Typed Policy Rails
A forward architecture track for making source, operation, risk, and policy state explicit.
Typed policy rails are the next step after the model-internals capability-gate work. The earlier text-side gates showed that small alignment updates can suppress or open primitive behaviors, but they kept hitting the same boundary: models fit local role patterns more easily than they compose unseen role/permission combinations.
This track changes the interface. Instead of asking a model to infer the whole policy state from prose, the software stack supplies a small typed side channel: where text came from, what operation is being attempted, what risk surface is involved, and what the active policy allows.
One-Screen Summary
Rails, Not More Prompt Formatting
The policy rail hypothesis is:
A model can learn compositional provenance control more reliably if policy state is represented as typed side-channel structure rather than text.
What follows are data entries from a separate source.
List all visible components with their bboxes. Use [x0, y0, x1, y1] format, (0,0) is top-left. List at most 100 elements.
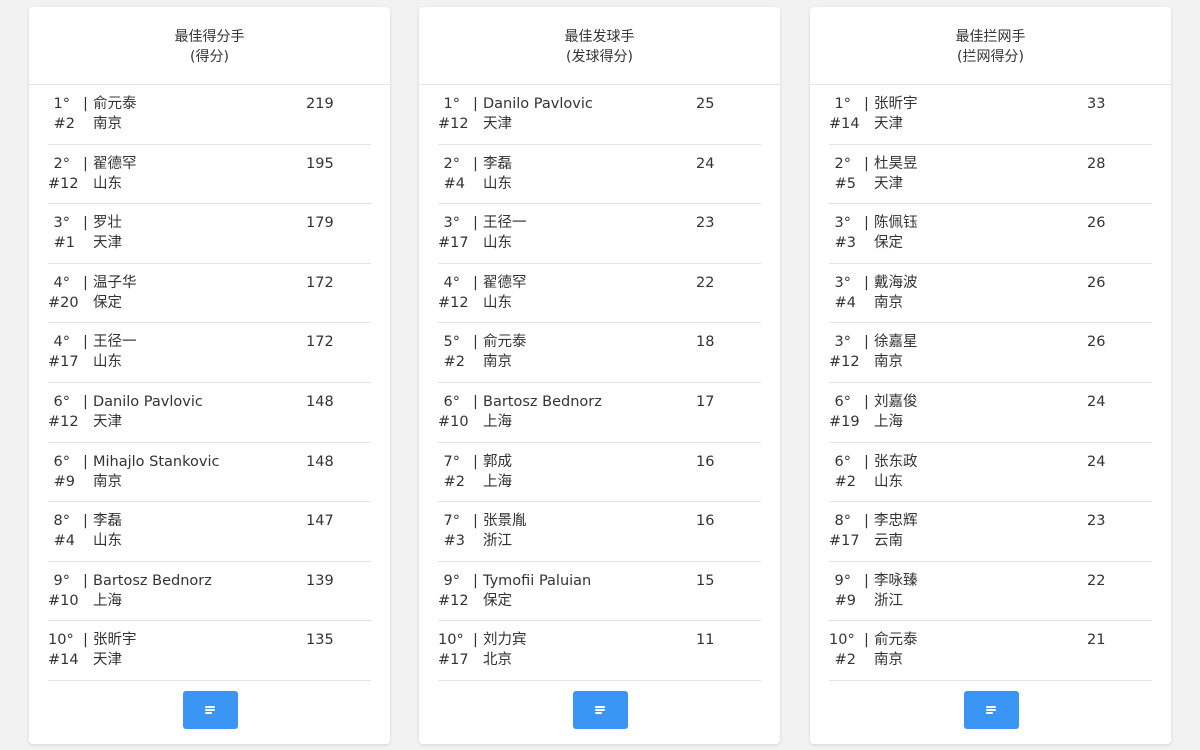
separator: |: [83, 215, 88, 232]
list-item[interactable]: 5° #2 | 俞元泰 南京 18: [438, 323, 761, 383]
list-item[interactable]: 6° #10 | Bartosz Bednorz 上海 17: [438, 383, 761, 443]
list-item[interactable]: 2° #5 | 杜昊昱 天津 28: [829, 145, 1152, 205]
jersey-number: #3: [443, 533, 465, 550]
jersey-number: #2: [53, 116, 75, 132]
score-value: 33: [1087, 96, 1106, 112]
more-button[interactable]: [963, 691, 1019, 729]
separator: |: [864, 334, 869, 351]
rank-label: 9°: [443, 572, 460, 589]
list-item[interactable]: 6° #19 | 刘嘉俊 上海 24: [829, 383, 1152, 443]
rank-label: 6°: [834, 393, 851, 410]
player-name: 张昕宇: [874, 96, 918, 112]
rank-label: 8°: [53, 513, 70, 530]
jersey-number: #9: [834, 592, 856, 609]
score-value: 24: [1087, 453, 1106, 470]
list-item[interactable]: 3° #3 | 陈佩钰 保定 26: [829, 204, 1152, 264]
panel-best-blocker: 最佳拦网手 (拦网得分) 1° #14 | 张昕宇 天津 33 2° #5 | 杜昊昱 天津 28 3°…: [810, 7, 1171, 744]
team-name: 南京: [874, 652, 903, 669]
team-name: 南京: [483, 354, 512, 371]
list-item[interactable]: 6° #12 | Danilo Pavlovic 天津 148: [48, 383, 371, 443]
list-item[interactable]: 3° #4 | 戴海波 南京 26: [829, 264, 1152, 324]
separator: |: [83, 572, 88, 589]
team-name: 山东: [483, 175, 512, 192]
more-button[interactable]: [572, 691, 628, 729]
score-value: 26: [1087, 274, 1106, 291]
jersey-number: #4: [443, 175, 465, 192]
team-name: 上海: [483, 413, 512, 430]
jersey-number: #4: [834, 294, 856, 311]
jersey-number: #14: [48, 652, 79, 669]
player-name: 翟德罕: [483, 274, 527, 291]
jersey-number: #17: [438, 235, 469, 252]
list-item[interactable]: 9° #12 | Tymofii Paluian 保定 15: [438, 562, 761, 622]
player-name: Bartosz Bednorz: [93, 572, 212, 589]
jersey-number: #2: [834, 652, 856, 669]
score-value: 148: [306, 453, 334, 470]
rank-label: 2°: [53, 155, 70, 172]
list-item[interactable]: 3° #12 | 徐嘉星 南京 26: [829, 323, 1152, 383]
rank-label: 1°: [834, 96, 851, 112]
team-name: 天津: [93, 413, 122, 430]
score-value: 139: [306, 572, 334, 589]
list-item[interactable]: 8° #17 | 李忠辉 云南 23: [829, 502, 1152, 562]
team-name: 保定: [93, 294, 122, 311]
score-value: 21: [1087, 632, 1106, 649]
list-item[interactable]: 10° #14 | 张昕宇 天津 135: [48, 621, 371, 681]
list-item[interactable]: 3° #1 | 罗壮 天津 179: [48, 204, 371, 264]
score-value: 172: [306, 274, 334, 291]
player-name: 王径一: [93, 334, 137, 351]
player-name: 刘力宾: [483, 632, 527, 649]
player-name: 王径一: [483, 215, 527, 232]
list-item[interactable]: 10° #17 | 刘力宾 北京 11: [438, 621, 761, 681]
player-name: Bartosz Bednorz: [483, 393, 602, 410]
score-value: 219: [306, 96, 334, 112]
ranking-list: 1° #14 | 张昕宇 天津 33 2° #5 | 杜昊昱 天津 28 3° #3 | 陈佩钰 保定 26 3° #…: [829, 85, 1152, 681]
list-item[interactable]: 1° #14 | 张昕宇 天津 33: [829, 85, 1152, 145]
list-item[interactable]: 4° #20 | 温子华 保定 172: [48, 264, 371, 324]
list-item[interactable]: 2° #12 | 翟德罕 山东 195: [48, 145, 371, 205]
player-name: 陈佩钰: [874, 215, 918, 232]
list-item[interactable]: 6° #2 | 张东政 山东 24: [829, 443, 1152, 503]
separator: |: [473, 513, 478, 530]
jersey-number: #3: [834, 235, 856, 252]
jersey-number: #12: [438, 116, 469, 132]
player-name: 刘嘉俊: [874, 393, 918, 410]
list-item[interactable]: 4° #12 | 翟德罕 山东 22: [438, 264, 761, 324]
score-value: 135: [306, 632, 334, 649]
player-name: 俞元泰: [874, 632, 918, 649]
rank-label: 10°: [48, 632, 74, 649]
list-item[interactable]: 10° #2 | 俞元泰 南京 21: [829, 621, 1152, 681]
rank-label: 3°: [53, 215, 70, 232]
player-name: 罗壮: [93, 215, 122, 232]
list-item[interactable]: 7° #3 | 张景胤 浙江 16: [438, 502, 761, 562]
list-item[interactable]: 1° #12 | Danilo Pavlovic 天津 25: [438, 85, 761, 145]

The model still reads messy language. The difference is that the final behavior should route through policy state supplied by the system:
span text -> hidden semantic detector -> attempted operation P
software -> policy IR -> allowed(P)
decision = OPEN iff allowed(P) and source/risk constraints pass
This separates three jobs that text-only training entangles:
| Job | Text-side gates | Typed policy rails |
|---|---|---|
| Detect intent | Learned from text | Still learned from text |
| Read authority | Inferred from prose or tags | Supplied as typed source state |
| Apply policy | Blended into generation | Indexed by explicit policy state |
Current Rung Status
The source-only smoke trained only the 6 x 896 additive source embeddings in
Qwen2.5-0.5B-Instruct, 5,376 trainable parameters total. The model receives
ordinary prompt text plus per-token source ids such as SYSTEM, USER, DATA,
and WEB.
Interpretation: source labels help and the behavior is causally tied to the supplied source rail. This is still a smoke test. Source says where text came from, not which operation the text is attempting or which policy vector should apply.
The next rungs are now also run. A source+operation rail reaches strict exact 1.000 with 9,856 trainable parameters. But a raw policy-bit vector does not install a reusable binding rule: the full run lands at 0.048 exact, and tiny overfits memorize training rows without transferring to fresh rows. The working variant compiles the policy vector first:
permission_for_candidate = policy_bits[operation_id]
When that ALLOWED/DENIED permission rail is injected locally on candidate spans, strict exact reaches 1.000 on both seen policy masks and the held-out OBEY+QUOTE mask. The sharper minimality test disables source, operation, and raw policy-bit embeddings; the permission rail alone still reaches 1.000 with only 2,688 trainable parameters.
Pages
- Explainer -> explains the idea without assuming machine-learning background.
- Technical overview -> records the typed IR shape, ladder status, and next tests.
Relation To Model Internals
This is a sibling track to the model-internals microsite, not a replacement for it. Both tracks ask the same alignment-engineering question: can we make a model reliably distinguish what text says from what that text is allowed to do?
The difference is where the burden is placed.
| Track | Burden placed on | Main finding |
|---|---|---|
| Model internals | The model learns role-to-permission structure from text-side training. | Small gates can be installed, but held-out role/permission combinations did not compose reliably. |
| Policy rails | The software stack supplies typed policy state, and the model learns to use the local rail. | Raw policy bits still failed, but a compiled local permission rail reached 1.000. |
So the model-internals track maps the boundary of what fine-tuning alone can make the model internalize. Policy rails are the engineering response: keep the useful primitive vocabulary, but compile policy decisions into a typed side channel that the model can consume locally.